When President Trump addressed CIA agents as one of his first acts he received generous ovations. I know. I listened to them. At one point he talked about his inaugural crowd size and (accompanied by engaged laughter) the dishonest press. His critics pounced. Wailing at his temerity at being off-point and self-indulgent in front of the Memorial Wall where stars honour the CIA fallen. They had a point, but deliberately overlooked the very positive result he achieved by reassuring the intelligence community of his support. His critics are in a permanent crouching mode.
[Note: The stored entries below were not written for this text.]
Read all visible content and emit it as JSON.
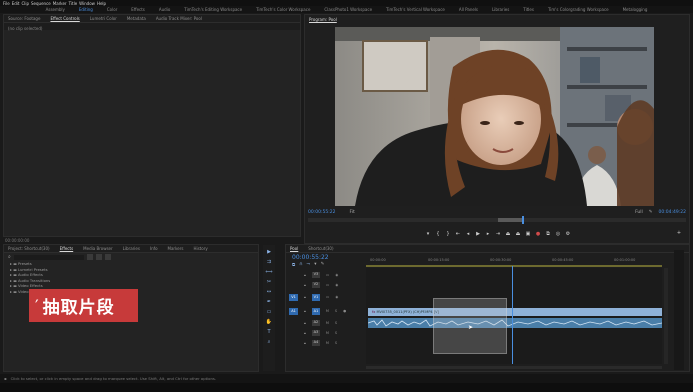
{
  "menubar": {
    "items": [
      "File",
      "Edit",
      "Clip",
      "Sequence",
      "Marker",
      "Title",
      "Window",
      "Help"
    ]
  },
  "workspaces": {
    "items": [
      "Assembly",
      "Editing",
      "Color",
      "Effects",
      "Audio",
      "TimTech's Editing Workspace",
      "TimTech's Color Workspace",
      "ClassPhoto1 Workspace",
      "TimTech's Vertical Workspace",
      "All Panels",
      "Libraries",
      "Titles",
      "Tim's Colorgrading Workspace",
      "Metalogging"
    ],
    "active_index": 1
  },
  "effect_controls": {
    "tabs": [
      "Source: Footage",
      "Effect Controls",
      "Lumetri Color",
      "Metadata",
      "Audio Track Mixer: Pool"
    ],
    "active_index": 1,
    "message": "(no clip selected)"
  },
  "program": {
    "tab": "Program: Pool",
    "timecode": "00:00:55:22",
    "fit_label": "Fit",
    "quality_label": "Full",
    "duration": "00:04:49:22"
  },
  "project": {
    "timecode": "00:00:00:00",
    "tabs": [
      "Project: Shortcut(30)",
      "Effects",
      "Media Browser",
      "Libraries",
      "Info",
      "Markers",
      "History"
    ],
    "active_index": 1,
    "folders": [
      "Presets",
      "Lumetri Presets",
      "Audio Effects",
      "Audio Transitions",
      "Video Effects",
      "Video Transitions"
    ]
  },
  "timeline": {
    "tabs": [
      "Pool",
      "Shortcut(30)"
    ],
    "timecode": "00:00:55:22",
    "ruler": [
      "00:00:00",
      "00:00:15:00",
      "00:00:30:00",
      "00:00:45:00",
      "00:01:00:00"
    ],
    "video_tracks": [
      "V3",
      "V2",
      "V1"
    ],
    "audio_tracks": [
      "A1",
      "A2",
      "A3",
      "A4"
    ],
    "clip_label": "MVI0735_0011(PFX) (CH)PF.MP4 [V]",
    "source_patch": [
      "V1",
      "A1"
    ]
  },
  "overlay": {
    "caption": "抽取片段"
  },
  "status": {
    "message": "Click to select, or click in empty space and drag to marquee select. Use Shift, Alt, and Ctrl for other options."
  },
  "colors": {
    "accent": "#4a8fe0",
    "caption_bg": "#c73a3a",
    "clip_video": "#8fb2d8",
    "clip_audio": "#4a7ea8"
  }
}
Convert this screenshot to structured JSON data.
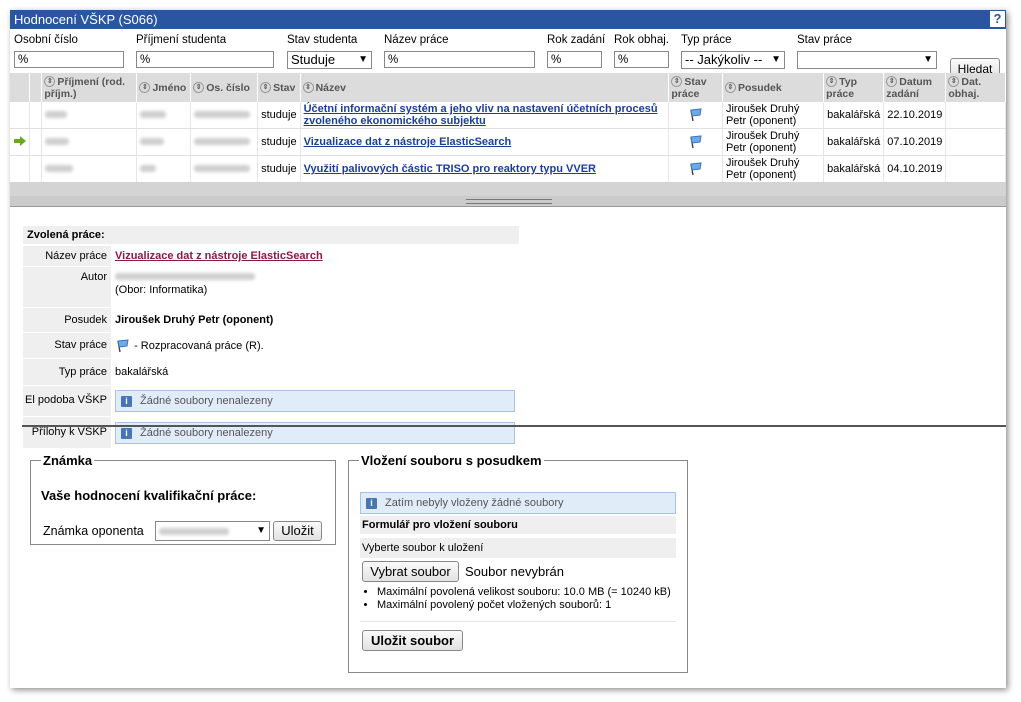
{
  "window": {
    "title": "Hodnocení VŠKP (S066)",
    "help": "?"
  },
  "filters": {
    "osobni_cislo": {
      "label": "Osobní číslo",
      "value": "%"
    },
    "prijmeni": {
      "label": "Příjmení studenta",
      "value": "%"
    },
    "stav_studenta": {
      "label": "Stav studenta",
      "value": "Studuje"
    },
    "nazev_prace": {
      "label": "Název práce",
      "value": "%"
    },
    "rok_zadani": {
      "label": "Rok zadání",
      "value": "%"
    },
    "rok_obhaj": {
      "label": "Rok obhaj.",
      "value": "%"
    },
    "typ_prace": {
      "label": "Typ práce",
      "value": "-- Jakýkoliv --"
    },
    "stav_prace": {
      "label": "Stav práce",
      "value": ""
    },
    "search_button": "Hledat"
  },
  "table": {
    "headers": {
      "prijmeni": "Příjmení (rod. příjm.)",
      "jmeno": "Jméno",
      "os_cislo": "Os. číslo",
      "stav": "Stav",
      "nazev": "Název",
      "stav_prace": "Stav práce",
      "posudek": "Posudek",
      "typ_prace": "Typ práce",
      "datum_zadani": "Datum zadání",
      "dat_obhaj": "Dat. obhaj."
    },
    "rows": [
      {
        "stav": "studuje",
        "nazev": "Účetní informační systém a jeho vliv na nastavení účetních procesů zvoleného ekonomického subjektu",
        "posudek": "Jiroušek Druhý Petr (oponent)",
        "typ": "bakalářská",
        "datum": "22.10.2019",
        "selected": false
      },
      {
        "stav": "studuje",
        "nazev": "Vizualizace dat z nástroje ElasticSearch",
        "posudek": "Jiroušek Druhý Petr (oponent)",
        "typ": "bakalářská",
        "datum": "07.10.2019",
        "selected": true
      },
      {
        "stav": "studuje",
        "nazev": "Využití palivových částic TRISO pro reaktory typu VVER",
        "posudek": "Jiroušek Druhý Petr (oponent)",
        "typ": "bakalářská",
        "datum": "04.10.2019",
        "selected": false
      }
    ]
  },
  "detail": {
    "heading": "Zvolená práce:",
    "nazev_label": "Název práce",
    "nazev_value": "Vizualizace dat z nástroje ElasticSearch",
    "autor_label": "Autor",
    "autor_obor": "(Obor: Informatika)",
    "posudek_label": "Posudek",
    "posudek_value": "Jiroušek Druhý Petr (oponent)",
    "stav_label": "Stav práce",
    "stav_value": "- Rozpracovaná práce (R).",
    "typ_label": "Typ práce",
    "typ_value": "bakalářská",
    "el_label": "El podoba VŠKP",
    "el_value": "Žádné soubory nenalezeny",
    "prilohy_label": "Přílohy k VŠKP",
    "prilohy_value": "Žádné soubory nenalezeny"
  },
  "znamka": {
    "legend": "Známka",
    "heading": "Vaše hodnocení kvalifikační práce:",
    "label": "Známka oponenta",
    "button": "Uložit"
  },
  "upload": {
    "legend": "Vložení souboru s posudkem",
    "info": "Zatím nebyly vloženy žádné soubory",
    "form_title": "Formulář pro vložení souboru",
    "choose_label": "Vyberte soubor k uložení",
    "choose_button": "Vybrat soubor",
    "no_file": "Soubor nevybrán",
    "limit1": "Maximální povolená velikost souboru: 10.0 MB (= 10240 kB)",
    "limit2": "Maximální povolený počet vložených souborů: 1",
    "save_button": "Uložit soubor"
  },
  "colors": {
    "titlebar": "#2a55a0",
    "link": "#1a3e9c",
    "link_selected": "#8b1a4a",
    "info_bg": "#e1ecf9"
  }
}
His first week was active to say the least. He signed five Executive Orders and nine Memorandums, all in keeping with his campaign promises. And he found the time in his eighteen-hour working days to give at least three sit-down interviews, to meet with major manufacturers, with union leaders and with British PM Theresa May. But, into this overwhelmingly productive week, he also injected talk not only about the crowd size at his inauguration but also about the likelihood that millions of people voted illegally robbing him of the popular vote. His critics pounced again.
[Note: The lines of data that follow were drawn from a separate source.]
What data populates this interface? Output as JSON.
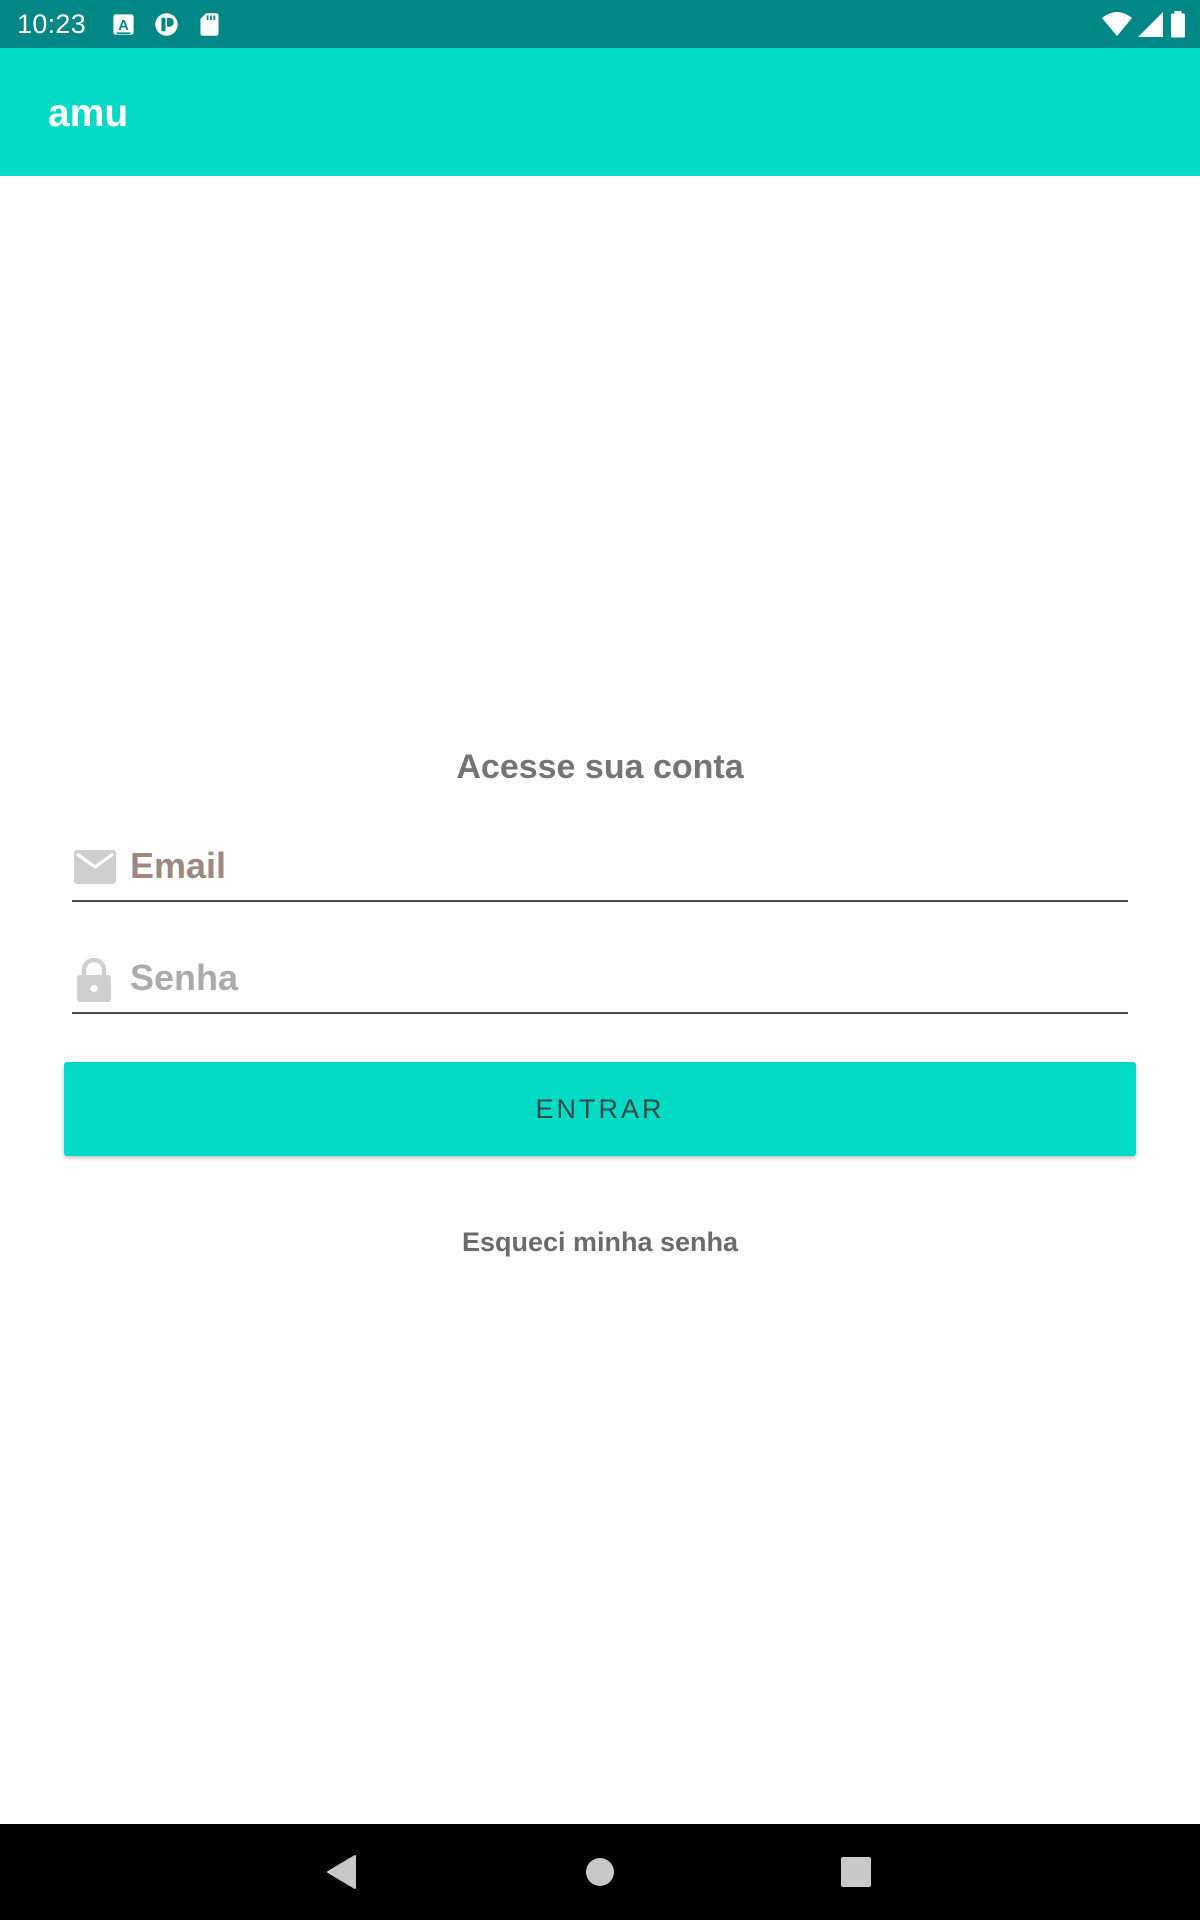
{
  "status_bar": {
    "time": "10:23",
    "left_icons": [
      "keyboard-a-icon",
      "app-notification-icon",
      "sd-card-icon"
    ],
    "right_icons": [
      "wifi-icon",
      "cellular-signal-icon",
      "battery-icon"
    ]
  },
  "app_bar": {
    "title": "amu",
    "color": "#03DAC5"
  },
  "login": {
    "heading": "Acesse sua conta",
    "email": {
      "placeholder": "Email",
      "value": "",
      "icon": "envelope-icon"
    },
    "password": {
      "placeholder": "Senha",
      "value": "",
      "icon": "lock-icon"
    },
    "submit_label": "ENTRAR",
    "forgot_label": "Esqueci minha senha"
  },
  "nav_bar": {
    "buttons": [
      "back-icon",
      "home-icon",
      "recents-icon"
    ]
  },
  "colors": {
    "status_bar": "#018786",
    "accent": "#03DAC5",
    "email_hint": "#A1887F",
    "password_hint": "#ABABAB",
    "text_muted": "#757575"
  }
}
And many of his supporters, how do they respond? They say he would do better to avoid queering his own pitch. They want Trump without Trump; Father Christmas without soot on the carpet. They should understand that the soot is an integral part of the territory.
Apparently, Donald Trump doesn’t like the idea of coming second in anything. He likes to tell us, in various ways, that he was right or did an excellent job. To his critics, who include most of the media, the Democrats and many Republicans, he is a narcissistic braggart. Again, they have a point. But he is a lot of other things too. And his narcissism, in my view, is an armoured shield; the key to his unique ability to withstand the dark forces which have taken over American society — its media, schools, universities and public services — as they have all Western societies.
Have you noticed when someone in the public eye is labelled pejoratively that we are meant somehow to infer that the case is closed? That there is nothing more to be said; that he or she can be filed away under whatever is the pejorative label. It is ridiculous in the general case and in Trump’s case particularly ridiculous. Here we have a unique and talented human being
I have heard him described as a loving and supportive father and as a warm, caring and humorous friend. He is obviously a very good businessman, who can come back from the brink, and reality-TV-show entertainer extraordinaire. And, so far, judging by the quality of his appointments and his resolute action, he is showing distinct promise of being a formidable political leader. It is early days of course.
But, leave all this aside, he is impervious to criticism. The nervous Nellies in his own party must be quaking in their boots. He simply does what he says he will do and says what’s on his mind. This is beyond normal behaviour among the political class. Maybe Margaret Thatcher came closest but the dark forces are stronger now than then. Conservatives in power are used to bowing and scraping before the altar of political correctness and doing their best to hide themselves from the rapacious left-driven media. Trump simply takes the fight on in a way which before him was unimaginable.
It is said that social media helps him to circumvent the MSM. It does, but that is a small part of the story. He stares them in the eye and tells them how dishonest they are and then doubles down on it. Who besides Donald Trump would do that? Of course, he is simply telling the truth. They are patently dishonest; pimping the truth for their national-self-loathing political agenda. Knowing this must arm him. But what really arms him, I think, is his narcissism. He has such self-regard that criticism rolls off his broad back.
People who support much of Trump’s policies but are troubled by his personality have to ask themselves a question. Who else can save America and provide a beacon of hope for the rest of the Western world? If not Trump, then who exactly? There is no one. There has only been one leader without flaws. Two thousand years on we have yet another flawed leader in a long line. But fortunately, as, say, with Winston Churchill, we may have hit another timely jackpot. He won’t save us from our sins but he might, just might, claw us back from the brink of cultural suicide.
Join the baying crowd and throw brickbats, or the Jeremiahs who will be disappointed if he doesn’t self-implode as they prophesy, or the pompous know-alls at the Murdoch press who seem oblivious to the mess we are in and the dire need for a disruptive force. Alternatively, give Trump the benefit of the doubt. If the hard-heads in the stock market can do it, maybe you can too.